Even if we never practiced yoga training at all, breathing is an important part of our vitality that many of us regularly take for granted. Deep breaths can do amazing things for your body, including releasing tension, clearing the mind and improving circulation to the organs. Too many people are going through life without using the simple act of breathing to improve overall health. If breathing is something you don’t think about on a regular basis, you may be a shallow breather. If you are, make a few small changes to improve your attitude, stress levels and overall health.
Tests to Determine Shallow Breathing
There are a couple of tests to determine if you are in fact a shallow breather. First, lie on your back and place one hand on your belly and one on your chest. Breathe normally. If your abdomen does not rise and fall with each breath, you are a shallow breather. Also try the same exercise with both hands below the rib cage. Your ribs should effortlessly expand and contract with each breath. If this is not the case, then the air you are pulling in is not sufficient enough to fill up the rib cage. If you find yourself holding your breath after each inhale, as if the breath is stuck for a second before the exhale, that is also a sign of shallow breathing.

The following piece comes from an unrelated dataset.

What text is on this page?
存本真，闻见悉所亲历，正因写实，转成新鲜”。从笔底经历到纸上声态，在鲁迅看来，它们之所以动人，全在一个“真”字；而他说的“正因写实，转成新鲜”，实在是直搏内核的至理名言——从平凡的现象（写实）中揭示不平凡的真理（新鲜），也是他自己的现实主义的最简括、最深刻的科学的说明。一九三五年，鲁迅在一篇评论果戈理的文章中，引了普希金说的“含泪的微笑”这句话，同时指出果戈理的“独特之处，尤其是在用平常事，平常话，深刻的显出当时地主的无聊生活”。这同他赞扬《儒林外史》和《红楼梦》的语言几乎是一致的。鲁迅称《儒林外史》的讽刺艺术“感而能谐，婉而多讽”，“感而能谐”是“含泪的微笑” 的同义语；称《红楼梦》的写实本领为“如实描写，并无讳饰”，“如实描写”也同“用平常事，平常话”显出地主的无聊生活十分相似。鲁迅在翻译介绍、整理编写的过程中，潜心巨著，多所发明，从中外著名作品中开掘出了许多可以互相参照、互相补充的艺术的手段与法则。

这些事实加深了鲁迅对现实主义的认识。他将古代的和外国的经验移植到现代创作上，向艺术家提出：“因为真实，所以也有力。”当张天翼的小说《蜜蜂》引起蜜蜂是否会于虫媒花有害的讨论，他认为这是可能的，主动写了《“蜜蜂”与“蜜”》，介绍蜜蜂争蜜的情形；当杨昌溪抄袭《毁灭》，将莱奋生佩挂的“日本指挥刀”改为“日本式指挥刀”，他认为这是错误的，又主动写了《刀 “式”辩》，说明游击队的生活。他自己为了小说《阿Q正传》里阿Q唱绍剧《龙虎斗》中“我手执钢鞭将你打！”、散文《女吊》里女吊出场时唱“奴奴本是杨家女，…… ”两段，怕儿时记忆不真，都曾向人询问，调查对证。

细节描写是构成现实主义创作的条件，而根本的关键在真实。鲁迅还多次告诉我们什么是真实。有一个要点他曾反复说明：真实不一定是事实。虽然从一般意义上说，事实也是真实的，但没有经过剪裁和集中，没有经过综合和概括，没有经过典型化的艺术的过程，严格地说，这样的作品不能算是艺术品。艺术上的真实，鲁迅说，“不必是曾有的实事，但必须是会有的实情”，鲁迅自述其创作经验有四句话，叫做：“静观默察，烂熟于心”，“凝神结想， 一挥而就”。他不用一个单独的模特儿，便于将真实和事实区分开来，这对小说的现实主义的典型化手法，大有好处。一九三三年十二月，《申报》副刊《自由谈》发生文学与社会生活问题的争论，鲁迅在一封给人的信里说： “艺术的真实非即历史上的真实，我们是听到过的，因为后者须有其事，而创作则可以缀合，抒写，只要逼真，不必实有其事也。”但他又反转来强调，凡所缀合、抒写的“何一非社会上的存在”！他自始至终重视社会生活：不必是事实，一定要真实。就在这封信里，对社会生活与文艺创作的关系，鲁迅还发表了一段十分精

Victorious Breath: Take a slow, deep breath in through the nose only. As you inhale, constrict the back of the throat so you produce a slight vibrational sound. It might sound like someone snoring or ocean waves. Exhale slowly through the nose, producing that same sound. Victorious breath is sometimes referred to as Ocean breath. It generates heat within the body and helps to remove lactic acid build-up.
Breath of Fire: Inhale deeply through the nose, concentrating on expanding your abdomen as if it were a balloon. Then exhale through the nose as well, pulling the belly button in toward the spine to deflate the balloon. Inhale in the same manner and on the second exhale, push the breath out in short puffs rather than one long exhale. Imagine you are a dragon puffing out hot breaths of fire.

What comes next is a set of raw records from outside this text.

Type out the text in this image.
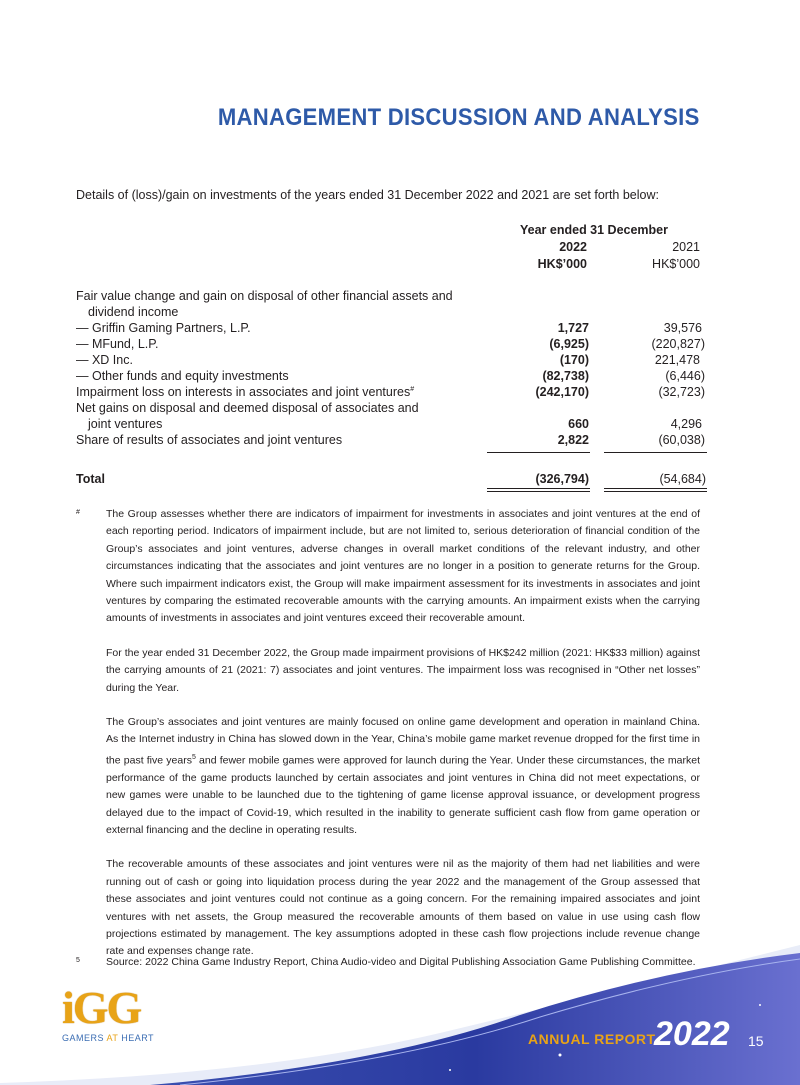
MANAGEMENT DISCUSSION AND ANALYSIS
Details of (loss)/gain on investments of the years ended 31 December 2022 and 2021 are set forth below:
Year ended 31 December
2022	2021
HK$’000	HK$’000
Fair value change and gain on disposal of other financial assets and
dividend income
— Griffin Gaming Partners, L.P.	1,727	39,576
— MFund, L.P.	(6,925)	(220,827)
— XD Inc.	(170)	221,478
— Other funds and equity investments	(82,738)	(6,446)
Impairment loss on interests in associates and joint ventures#	(242,170)	(32,723)
Net gains on disposal and deemed disposal of associates and
joint ventures	660	4,296
Share of results of associates and joint ventures	2,822	(60,038)
Total	(326,794)	(54,684)
# The Group assesses whether there are indicators of impairment for investments in associates and joint ventures at the end of each reporting period. Indicators of impairment include, but are not limited to, serious deterioration of financial condition of the Group’s associates and joint ventures, adverse changes in overall market conditions of the relevant industry, and other circumstances indicating that the associates and joint ventures are no longer in a position to generate returns for the Group. Where such impairment indicators exist, the Group will make impairment assessment for its investments in associates and joint ventures by comparing the estimated recoverable amounts with the carrying amounts. An impairment exists when the carrying amounts of investments in associates and joint ventures exceed their recoverable amount.

For the year ended 31 December 2022, the Group made impairment provisions of HK$242 million (2021: HK$33 million) against the carrying amounts of 21 (2021: 7) associates and joint ventures. The impairment loss was recognised in “Other net losses” during the Year.

The Group’s associates and joint ventures are mainly focused on online game development and operation in mainland China. As the Internet industry in China has slowed down in the Year, China’s mobile game market revenue dropped for the first time in the past five years$^5$ and fewer mobile games were approved for launch during the Year. Under these circumstances, the market performance of the game products launched by certain associates and joint ventures in China did not meet expectations, or new games were unable to be launched due to the tightening of game license approval issuance, or development progress delayed due to the impact of Covid-19, which resulted in the inability to generate sufficient cash flow from game operation or external financing and the decline in operating results.

The recoverable amounts of these associates and joint ventures were nil as the majority of them had net liabilities and were running out of cash or going into liquidation process during the year 2022 and the management of the Group assessed that these associates and joint ventures could not continue as a going concern. For the remaining impaired associates and joint ventures with net assets, the Group measured the recoverable amounts of them based on value in use using cash flow projections estimated by management. The key assumptions adopted in these cash flow projections include revenue change rate and expenses change rate.

5 Source: 2022 China Game Industry Report, China Audio-video and Digital Publishing Association Game Publishing Committee.
iGG
GAMERS AT HEART	ANNUAL REPORT
2022 15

Alternate Nostril Breathing: Inhaling and exhaling through different nostrils will bring calm to an active mind and unite both sides of the brain. Begin by closing off one nostril with your thumb. Inhale slowly through the opposite nostril. Hold your breath for a second as you move the forefinger over to close the other side of the nose. Release the first breath by exhaling through the opposite nostril. Inhale without moving the finger. Replace the thumb on the other nostril to begin another exhale. Continue alternating each nostril as you try to make each breath slow and steady.

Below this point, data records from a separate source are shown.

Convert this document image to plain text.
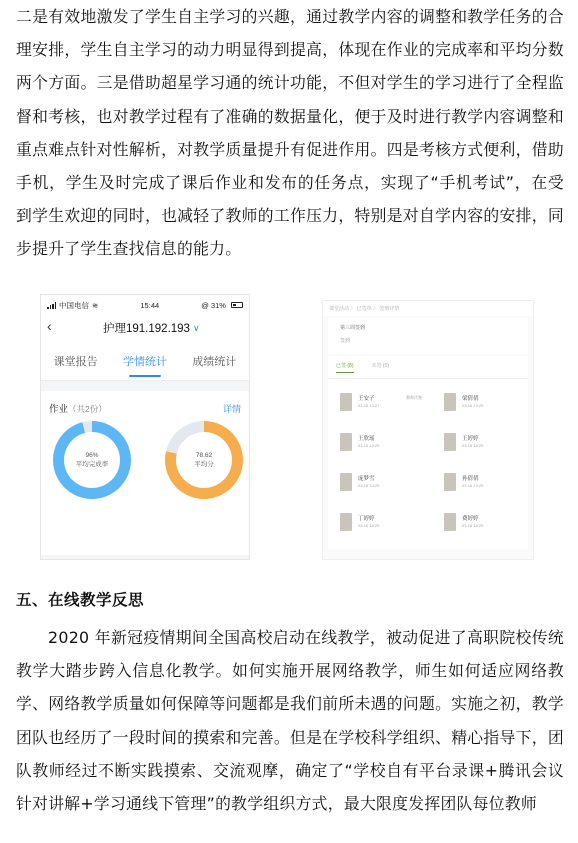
二是有效地激发了学生自主学习的兴趣，通过教学内容的调整和教学任务的合理安排，学生自主学习的动力明显得到提高，体现在作业的完成率和平均分数两个方面。三是借助超星学习通的统计功能，不但对学生的学习进行了全程监督和考核，也对教学过程有了准确的数据量化，便于及时进行教学内容调整和重点难点针对性解析，对教学质量提升有促进作用。四是考核方式便利，借助手机，学生及时完成了课后作业和发布的任务点，实现了“手机考试”，在受到学生欢迎的同时，也减轻了教师的工作压力，特别是对自学内容的安排，同步提升了学生查找信息的能力。
中国电信 ≋	15:44	@ 31%
‹	护理191.192.193 ∨
课堂报告 学情统计 成绩统计
作业（共2份）	详情
96%
平均完成率
78.62
平均分
课堂活动 〉 已签单 〉 签到详情
第三周签到
签到
已签 (8)	未签 (0)
王安子
03-16 14:27
教师代签	梁倩倩
03-16 14:29
王欣瑶
03-16 14:29
王婷婷
03-16 14:29
庞梦雪
03-16 14:29
孙倩倩
03-16 14:29
丁婷婷
03-16 14:29
费婷婷
03-16 14:29
五、在线教学反思
2020 年新冠疫情期间全国高校启动在线教学，被动促进了高职院校传统教学大踏步跨入信息化教学。如何实施开展网络教学，师生如何适应网络教学、网络教学质量如何保障等问题都是我们前所未遇的问题。实施之初，教学团队也经历了一段时间的摸索和完善。但是在学校科学组织、精心指导下，团队教师经过不断实践摸索、交流观摩，确定了“学校自有平台录课+腾讯会议针对讲解+学习通线下管理”的教学组织方式，最大限度发挥团队每位教师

Although we may possibly learn to master pranayama in a yoga training session, do we apply this to life? How do we breathe when someone is taunting us? It’s hard to breathe perfectly all the time. Whether you’re a seasoned yoga teacher or a new student, you’ll encounter situations where being calm is a challenge. In any stressful situation, controlling the pace of your breath is the key to rational thinking and your health.